What has changed? The risk or the perception of that risk?
I'd be too nervous to leave my baby in the car at a supermarket, but I have and would do it at a petrol station. Even then I feel a bit nervous.

Rhubarb · 11/10/2005 13:39

If I leave my child, alone, in their room whilst I am sat outside, then I abandon them.

Better report me then!

HausOfHorrors · 11/10/2005 13:41

This reply has been deleted

Message withdrawn at poster's request.

Lucycat · 11/10/2005 13:43

I agree HoH I use the pay at the pumps ones, even if I am crap at doing it - put all the cards in the wrong order and buttons confused!
DD2 would scream the place down if I left her awake, it's just easier to take her in, I just have to be more organised with the shopping!

ladymuck · 11/10/2005 13:45

Personally, no I wouldn't - I'm pointing out that if the other woman had a concern her most appropriate action should have been to try and locate the mother, not sit and wait and launch into a lecture!

I expect that I wouldn't leave my child for that long, but yes, if something totally unexpected turned up - I don't know , say an elephant fallying out of the sky on top of my car- then yes, I would expect any passer-bys to help out. Whether or not I was in the car!!!
But then I live in the sort of area where people help me with my bags if they see that my toddler is being a handful. Or the woman downstairs in a local shop will keep an eye on my pram if I go upstairs.

weesaidie · 11/10/2005 13:48

Agree with custy. It is all about risk assessment. 'What ifs' can always be turned around and thankfully I don't bother with them. Or I'd never leave the house.

Mum2OneAndBump · 11/10/2005 13:49

Hmm i would never leave ds in the car now as he is 3yrs old and knows how to get out of his seat and open the car door, to avoid this with things like getting petrol i either take him in the petrol station with me or fill the car up when dp is here or he does it for me!

I always take ds into the supermarket, when ds was a tiny baby i did leave him in the car once to pop into the local paper shop but i could still see him out of the window, i would never leave a baby in the car and go shopping in a supermarket, just my opinion but i think it's wrong, i am talking about big supermarkets like tesco and sainsburys.

What put me off was a lady left her son in locked in her car and went to pay for her petrol and where it was a boiling hot day and obviously she had had a lighter in direct sun light, when she was paying for her petrol her car set on fire as the lighter had exploded, my sister told me this story and i have never forgotten it.

Rhubarb · 11/10/2005 13:51

So you've left your child in the care of a stranger whilst you did your shopping ladymuck????

It's also about what you perceive to be a risk.
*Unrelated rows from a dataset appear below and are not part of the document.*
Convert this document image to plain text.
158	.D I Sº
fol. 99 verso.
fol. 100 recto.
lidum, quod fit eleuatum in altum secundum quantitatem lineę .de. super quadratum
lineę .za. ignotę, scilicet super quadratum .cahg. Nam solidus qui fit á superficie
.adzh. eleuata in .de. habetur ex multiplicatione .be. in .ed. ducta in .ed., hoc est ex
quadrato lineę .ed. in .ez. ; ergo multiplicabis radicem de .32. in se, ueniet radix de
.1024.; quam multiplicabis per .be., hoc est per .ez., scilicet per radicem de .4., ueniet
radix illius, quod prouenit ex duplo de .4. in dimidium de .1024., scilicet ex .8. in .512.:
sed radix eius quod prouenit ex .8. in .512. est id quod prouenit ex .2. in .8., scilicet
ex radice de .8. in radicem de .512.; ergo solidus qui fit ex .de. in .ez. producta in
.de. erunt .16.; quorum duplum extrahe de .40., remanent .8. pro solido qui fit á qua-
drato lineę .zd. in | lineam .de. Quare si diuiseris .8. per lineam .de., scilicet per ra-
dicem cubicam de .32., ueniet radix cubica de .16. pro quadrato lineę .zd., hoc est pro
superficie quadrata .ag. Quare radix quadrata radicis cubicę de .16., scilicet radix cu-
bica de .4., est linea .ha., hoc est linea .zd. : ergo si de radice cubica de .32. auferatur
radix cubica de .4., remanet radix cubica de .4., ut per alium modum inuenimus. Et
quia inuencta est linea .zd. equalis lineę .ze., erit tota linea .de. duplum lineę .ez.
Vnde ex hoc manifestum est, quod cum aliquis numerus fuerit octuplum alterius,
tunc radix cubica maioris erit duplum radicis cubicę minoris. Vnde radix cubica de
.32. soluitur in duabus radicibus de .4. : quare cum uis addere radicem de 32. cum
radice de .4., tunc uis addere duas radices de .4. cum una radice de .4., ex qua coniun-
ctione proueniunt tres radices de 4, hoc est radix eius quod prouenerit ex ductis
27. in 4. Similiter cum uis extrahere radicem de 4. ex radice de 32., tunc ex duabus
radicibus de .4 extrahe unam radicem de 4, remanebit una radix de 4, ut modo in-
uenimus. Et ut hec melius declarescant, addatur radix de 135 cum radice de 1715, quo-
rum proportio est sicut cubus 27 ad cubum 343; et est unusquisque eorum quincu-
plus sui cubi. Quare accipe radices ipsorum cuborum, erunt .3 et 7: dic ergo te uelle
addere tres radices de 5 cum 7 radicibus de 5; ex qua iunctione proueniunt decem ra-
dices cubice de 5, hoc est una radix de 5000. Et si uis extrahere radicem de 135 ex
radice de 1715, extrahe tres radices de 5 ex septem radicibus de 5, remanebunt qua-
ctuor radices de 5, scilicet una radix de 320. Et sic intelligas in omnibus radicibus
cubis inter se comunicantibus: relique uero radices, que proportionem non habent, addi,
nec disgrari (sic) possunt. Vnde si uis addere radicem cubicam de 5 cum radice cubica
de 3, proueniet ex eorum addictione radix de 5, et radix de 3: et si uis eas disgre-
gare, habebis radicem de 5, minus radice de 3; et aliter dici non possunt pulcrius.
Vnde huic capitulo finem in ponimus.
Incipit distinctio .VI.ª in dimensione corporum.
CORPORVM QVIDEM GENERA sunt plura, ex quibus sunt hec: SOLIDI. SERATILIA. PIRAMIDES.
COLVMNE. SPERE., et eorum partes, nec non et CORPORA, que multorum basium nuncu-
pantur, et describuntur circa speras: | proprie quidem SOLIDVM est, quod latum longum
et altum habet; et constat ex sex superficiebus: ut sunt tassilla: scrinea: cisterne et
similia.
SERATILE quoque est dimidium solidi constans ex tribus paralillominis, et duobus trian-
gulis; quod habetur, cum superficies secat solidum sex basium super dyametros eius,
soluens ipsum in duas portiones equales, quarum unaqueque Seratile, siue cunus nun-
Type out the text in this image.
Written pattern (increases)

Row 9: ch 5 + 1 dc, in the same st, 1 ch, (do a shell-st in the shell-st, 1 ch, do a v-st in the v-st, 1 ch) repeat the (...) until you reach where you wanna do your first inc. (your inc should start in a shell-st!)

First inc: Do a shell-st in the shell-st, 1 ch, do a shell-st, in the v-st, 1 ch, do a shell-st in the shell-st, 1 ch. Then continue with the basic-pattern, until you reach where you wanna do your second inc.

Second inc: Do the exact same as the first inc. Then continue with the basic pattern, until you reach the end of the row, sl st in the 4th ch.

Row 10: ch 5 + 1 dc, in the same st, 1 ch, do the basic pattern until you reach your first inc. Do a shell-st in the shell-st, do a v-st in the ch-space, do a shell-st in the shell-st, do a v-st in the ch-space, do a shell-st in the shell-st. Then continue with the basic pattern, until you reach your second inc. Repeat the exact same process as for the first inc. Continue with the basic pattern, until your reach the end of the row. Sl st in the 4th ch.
I wouldn't leave my baby in the care of a shop assistant, but I would leave them in the car for 10 mins.

OrribleOliveoil · 11/10/2005 13:55

dd1 needed to go to the toilet when we were in Asda the other day, no way the double buggy would fit in the toilet so I asked the woman on customer services to mind dd2 whilst I went in.

Didn't cross my mind not to do it. You could argue that she could have been deranged/a mad baby stealer/pretending to work at Asda but I really think you do what you think is best in each situation.

Maybe I should have let dd1 pee her pants.

I also leave them outside the bakery when buying gingerbreadmen bribes but I can see their faces pressed against the window so I presume this is not neglect.

queenoffe · 11/10/2005 13:56

If you are unable to interact with your child and their environment and aid them if they are in distress then you have "abandoned" them.

If you forsake this ability and hand it over to another care provider (eg creche) then thats care by proxy.

In your home you move about within your environment together and do not forsake your role as you are able to check on your child and react to them as is fit. EG pop your head round the door if they go quiet, of make a funny noise, or as the feeling/instict directs you.

BUT.. you immediatley abandon this role and abandon your child if you leave your child alone in the car and go shopping.